Provider limits, throttling, and capacity constraints.
Claude Code users reported steeper caps and week-long waits while sharing ways to cut usage, including /context audits, /clear, smaller models, and RTK log compression. The posts point to token burn from mounted MCP servers, long chat history, raw logs, and multi-agent concurrency, so teams may need to trim runtime load.
Users report new request-per-minute caps that trigger after three to four concurrent agents, and Boris Cherny says efficiency work is underway. The issue hits the multi-agent workflows Anthropic has been promoting, separate from five-hour usage buckets.
Anthropic confirmed new peak-time metering that burns through 5-hour Claude sessions faster, and multiple power users posted 529 overloaded errors and early exhaustion. If you rely on Max plans for coding, watch for session limits and consider moving daily work to Codex.
Anthropic said free, Pro, and Max users will hit 5-hour Claude session limits faster on weekdays from 5am to 11am PT, while weekly caps stay the same. Shift long Claude Code jobs off-peak and watch prompt-cache misses.

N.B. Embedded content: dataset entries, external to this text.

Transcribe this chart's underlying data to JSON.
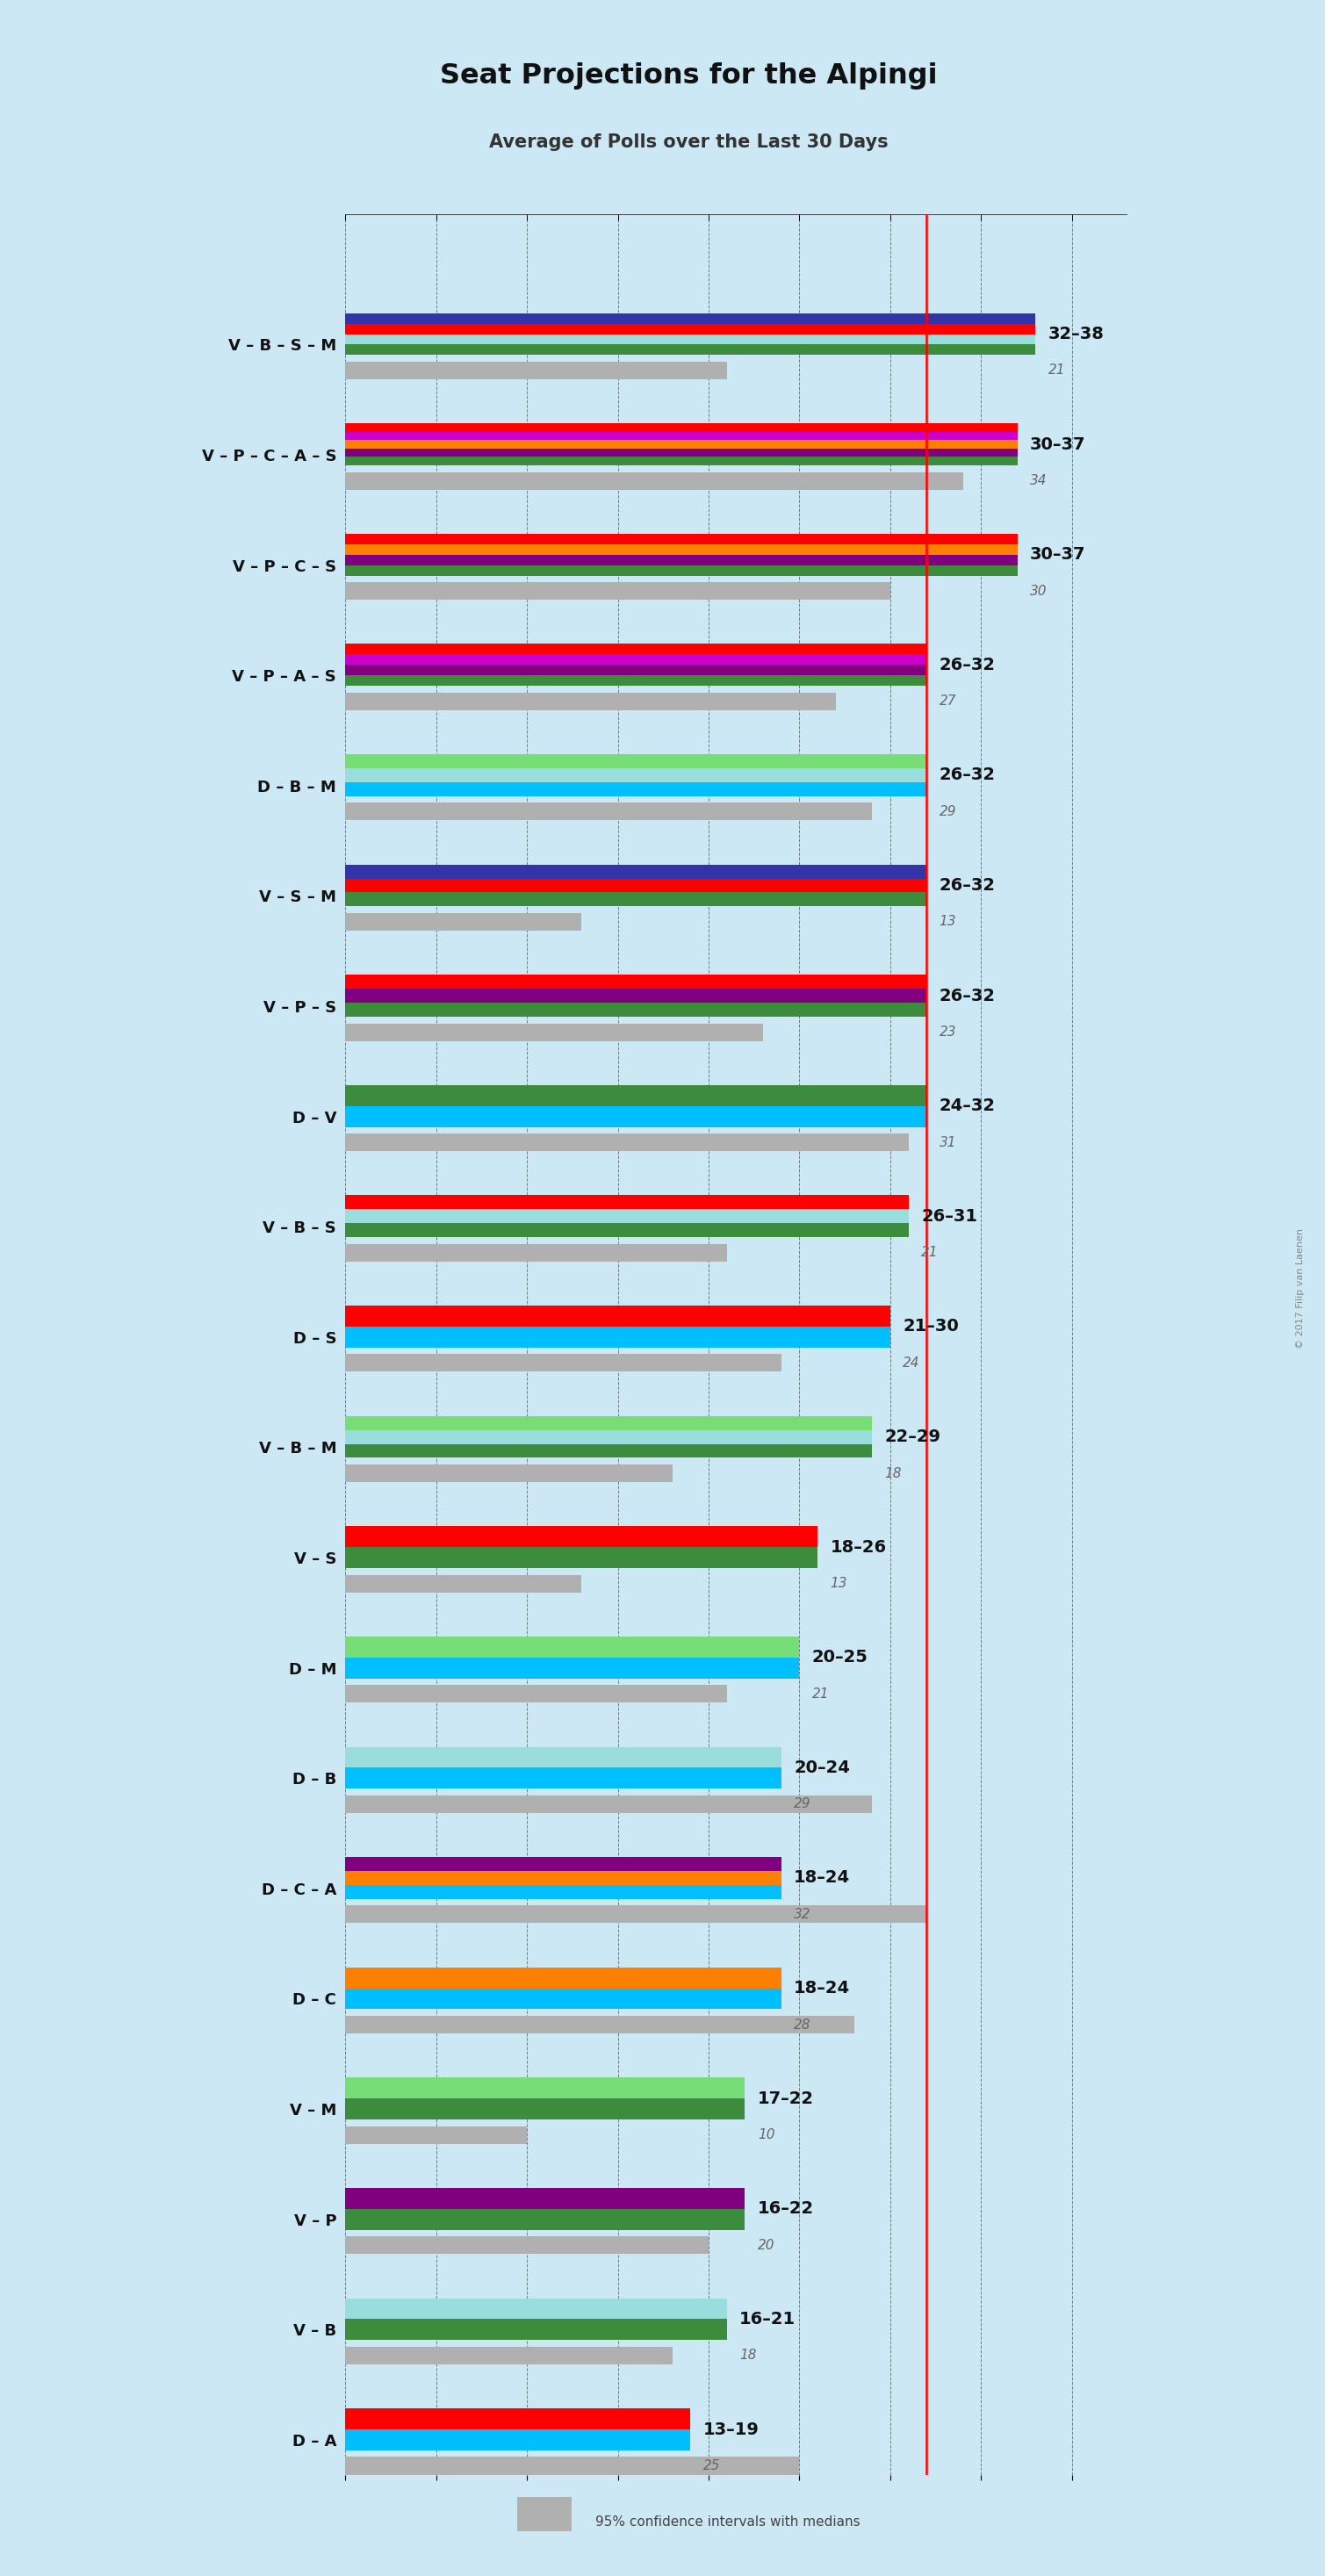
{
  "title": "Seat Projections for the Alpingi",
  "subtitle": "Average of Polls over the Last 30 Days",
  "copyright": "© 2017 Filip van Laenen",
  "background_color": "#cce8f4",
  "majority_line": 32,
  "x_max": 43,
  "footer": "95% confidence intervals with medians",
  "coalitions": [
    {
      "name": "V – B – S – M",
      "range_low": 32,
      "range_high": 38,
      "median": 21,
      "parties": [
        {
          "name": "V",
          "color": "#3d8b3d"
        },
        {
          "name": "B",
          "color": "#99DDDD"
        },
        {
          "name": "S",
          "color": "#FF0000"
        },
        {
          "name": "M",
          "color": "#3333AA"
        }
      ],
      "ci_colors": [
        "#3d8b3d",
        "#99DDDD",
        "#FF0000",
        "#3333AA"
      ]
    },
    {
      "name": "V – P – C – A – S",
      "range_low": 30,
      "range_high": 37,
      "median": 34,
      "parties": [
        {
          "name": "V",
          "color": "#3d8b3d"
        },
        {
          "name": "P",
          "color": "#800080"
        },
        {
          "name": "C",
          "color": "#FF7F00"
        },
        {
          "name": "A",
          "color": "#CC00CC"
        },
        {
          "name": "S",
          "color": "#FF0000"
        }
      ],
      "ci_colors": [
        "#3d8b3d",
        "#800080",
        "#FF7F00",
        "#CC00CC",
        "#FF0000"
      ]
    },
    {
      "name": "V – P – C – S",
      "range_low": 30,
      "range_high": 37,
      "median": 30,
      "parties": [
        {
          "name": "V",
          "color": "#3d8b3d"
        },
        {
          "name": "P",
          "color": "#800080"
        },
        {
          "name": "C",
          "color": "#FF7F00"
        },
        {
          "name": "S",
          "color": "#FF0000"
        }
      ],
      "ci_colors": [
        "#3d8b3d",
        "#800080",
        "#FF7F00",
        "#FF0000"
      ]
    },
    {
      "name": "V – P – A – S",
      "range_low": 26,
      "range_high": 32,
      "median": 27,
      "parties": [
        {
          "name": "V",
          "color": "#3d8b3d"
        },
        {
          "name": "P",
          "color": "#800080"
        },
        {
          "name": "A",
          "color": "#CC00CC"
        },
        {
          "name": "S",
          "color": "#FF0000"
        }
      ],
      "ci_colors": [
        "#3d8b3d",
        "#800080",
        "#CC00CC",
        "#FF0000"
      ]
    },
    {
      "name": "D – B – M",
      "range_low": 26,
      "range_high": 32,
      "median": 29,
      "parties": [
        {
          "name": "D",
          "color": "#00BFFF"
        },
        {
          "name": "B",
          "color": "#99DDDD"
        },
        {
          "name": "M",
          "color": "#77DD77"
        }
      ],
      "ci_colors": [
        "#00BFFF",
        "#99DDDD",
        "#77DD77"
      ]
    },
    {
      "name": "V – S – M",
      "range_low": 26,
      "range_high": 32,
      "median": 13,
      "parties": [
        {
          "name": "V",
          "color": "#3d8b3d"
        },
        {
          "name": "S",
          "color": "#FF0000"
        },
        {
          "name": "M",
          "color": "#3333AA"
        }
      ],
      "ci_colors": [
        "#3d8b3d",
        "#FF0000",
        "#3333AA"
      ]
    },
    {
      "name": "V – P – S",
      "range_low": 26,
      "range_high": 32,
      "median": 23,
      "parties": [
        {
          "name": "V",
          "color": "#3d8b3d"
        },
        {
          "name": "P",
          "color": "#800080"
        },
        {
          "name": "S",
          "color": "#FF0000"
        }
      ],
      "ci_colors": [
        "#3d8b3d",
        "#800080",
        "#FF0000"
      ]
    },
    {
      "name": "D – V",
      "range_low": 24,
      "range_high": 32,
      "median": 31,
      "parties": [
        {
          "name": "D",
          "color": "#00BFFF"
        },
        {
          "name": "V",
          "color": "#3d8b3d"
        }
      ],
      "ci_colors": [
        "#00BFFF",
        "#3d8b3d"
      ]
    },
    {
      "name": "V – B – S",
      "range_low": 26,
      "range_high": 31,
      "median": 21,
      "parties": [
        {
          "name": "V",
          "color": "#3d8b3d"
        },
        {
          "name": "B",
          "color": "#99DDDD"
        },
        {
          "name": "S",
          "color": "#FF0000"
        }
      ],
      "ci_colors": [
        "#3d8b3d",
        "#99DDDD",
        "#FF0000"
      ]
    },
    {
      "name": "D – S",
      "range_low": 21,
      "range_high": 30,
      "median": 24,
      "parties": [
        {
          "name": "D",
          "color": "#00BFFF"
        },
        {
          "name": "S",
          "color": "#FF0000"
        }
      ],
      "ci_colors": [
        "#00BFFF",
        "#FF0000"
      ]
    },
    {
      "name": "V – B – M",
      "range_low": 22,
      "range_high": 29,
      "median": 18,
      "parties": [
        {
          "name": "V",
          "color": "#3d8b3d"
        },
        {
          "name": "B",
          "color": "#99DDDD"
        },
        {
          "name": "M",
          "color": "#77DD77"
        }
      ],
      "ci_colors": [
        "#3d8b3d",
        "#99DDDD",
        "#77DD77"
      ]
    },
    {
      "name": "V – S",
      "range_low": 18,
      "range_high": 26,
      "median": 13,
      "parties": [
        {
          "name": "V",
          "color": "#3d8b3d"
        },
        {
          "name": "S",
          "color": "#FF0000"
        }
      ],
      "ci_colors": [
        "#3d8b3d",
        "#FF0000"
      ]
    },
    {
      "name": "D – M",
      "range_low": 20,
      "range_high": 25,
      "median": 21,
      "parties": [
        {
          "name": "D",
          "color": "#00BFFF"
        },
        {
          "name": "M",
          "color": "#77DD77"
        }
      ],
      "ci_colors": [
        "#00BFFF",
        "#77DD77"
      ]
    },
    {
      "name": "D – B",
      "range_low": 20,
      "range_high": 24,
      "median": 29,
      "parties": [
        {
          "name": "D",
          "color": "#00BFFF"
        },
        {
          "name": "B",
          "color": "#99DDDD"
        }
      ],
      "ci_colors": [
        "#00BFFF",
        "#99DDDD"
      ]
    },
    {
      "name": "D – C – A",
      "range_low": 18,
      "range_high": 24,
      "median": 32,
      "parties": [
        {
          "name": "D",
          "color": "#00BFFF"
        },
        {
          "name": "C",
          "color": "#FF7F00"
        },
        {
          "name": "A",
          "color": "#800080"
        }
      ],
      "ci_colors": [
        "#00BFFF",
        "#FF7F00",
        "#800080"
      ]
    },
    {
      "name": "D – C",
      "range_low": 18,
      "range_high": 24,
      "median": 28,
      "parties": [
        {
          "name": "D",
          "color": "#00BFFF"
        },
        {
          "name": "C",
          "color": "#FF7F00"
        }
      ],
      "ci_colors": [
        "#00BFFF",
        "#FF7F00"
      ]
    },
    {
      "name": "V – M",
      "range_low": 17,
      "range_high": 22,
      "median": 10,
      "parties": [
        {
          "name": "V",
          "color": "#3d8b3d"
        },
        {
          "name": "M",
          "color": "#77DD77"
        }
      ],
      "ci_colors": [
        "#3d8b3d",
        "#77DD77"
      ]
    },
    {
      "name": "V – P",
      "range_low": 16,
      "range_high": 22,
      "median": 20,
      "parties": [
        {
          "name": "V",
          "color": "#3d8b3d"
        },
        {
          "name": "P",
          "color": "#800080"
        }
      ],
      "ci_colors": [
        "#3d8b3d",
        "#800080"
      ]
    },
    {
      "name": "V – B",
      "range_low": 16,
      "range_high": 21,
      "median": 18,
      "parties": [
        {
          "name": "V",
          "color": "#3d8b3d"
        },
        {
          "name": "B",
          "color": "#99DDDD"
        }
      ],
      "ci_colors": [
        "#3d8b3d",
        "#99DDDD"
      ]
    },
    {
      "name": "D – A",
      "range_low": 13,
      "range_high": 19,
      "median": 25,
      "parties": [
        {
          "name": "D",
          "color": "#00BFFF"
        },
        {
          "name": "A",
          "color": "#FF0000"
        }
      ],
      "ci_colors": [
        "#00BFFF",
        "#FF0000"
      ]
    }
  ]
}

Z.ai released GLM-5-Turbo as a faster GLM-5 variant for OpenClaw-style tool use, with 202K context, OpenRouter access, and higher off-peak limits. Try it as a cheaper speed tier for agent workflows, but benchmark completion quality on your own tasks before wider use.
Anthropic is doubling Claude usage outside peak hours from Mar. 13 to Mar. 27, with the bonus applied automatically across Free, Pro, Max, Team, and Claude Code. Shift long runs and bulk jobs to off-peak windows to stretch limits without changing plans.
xAI released Grok 4.20 Beta in the API with reasoning, non-reasoning, and multi-agent variants, a 2M-token window, and lower pricing than Grok 4. Test it for long-context and speed-sensitive workloads, but compare coding performance against top rivals on your own evals.
Google AI Studio now lets developers set experimental per-project spend caps for Gemini API usage. Use it as a native billing guardrail, but account for roughly 10-minute enforcement lag and possible batch-job overshoot.
OpenAI says Codex capacity is lagging a demand spike, leaving some sessions choppy while the team adds more compute. If you depend on Codex in production workflows, plan for transient instability and keep fallback review or execution paths ready.
OpenAI acknowledged a Codex session hang that left some requests unresponsive, later said the issue had been stable for hours, and promised a rate-limit reset. Teams relying on Codex should re-check long runs and confirm quota restoration after the incident.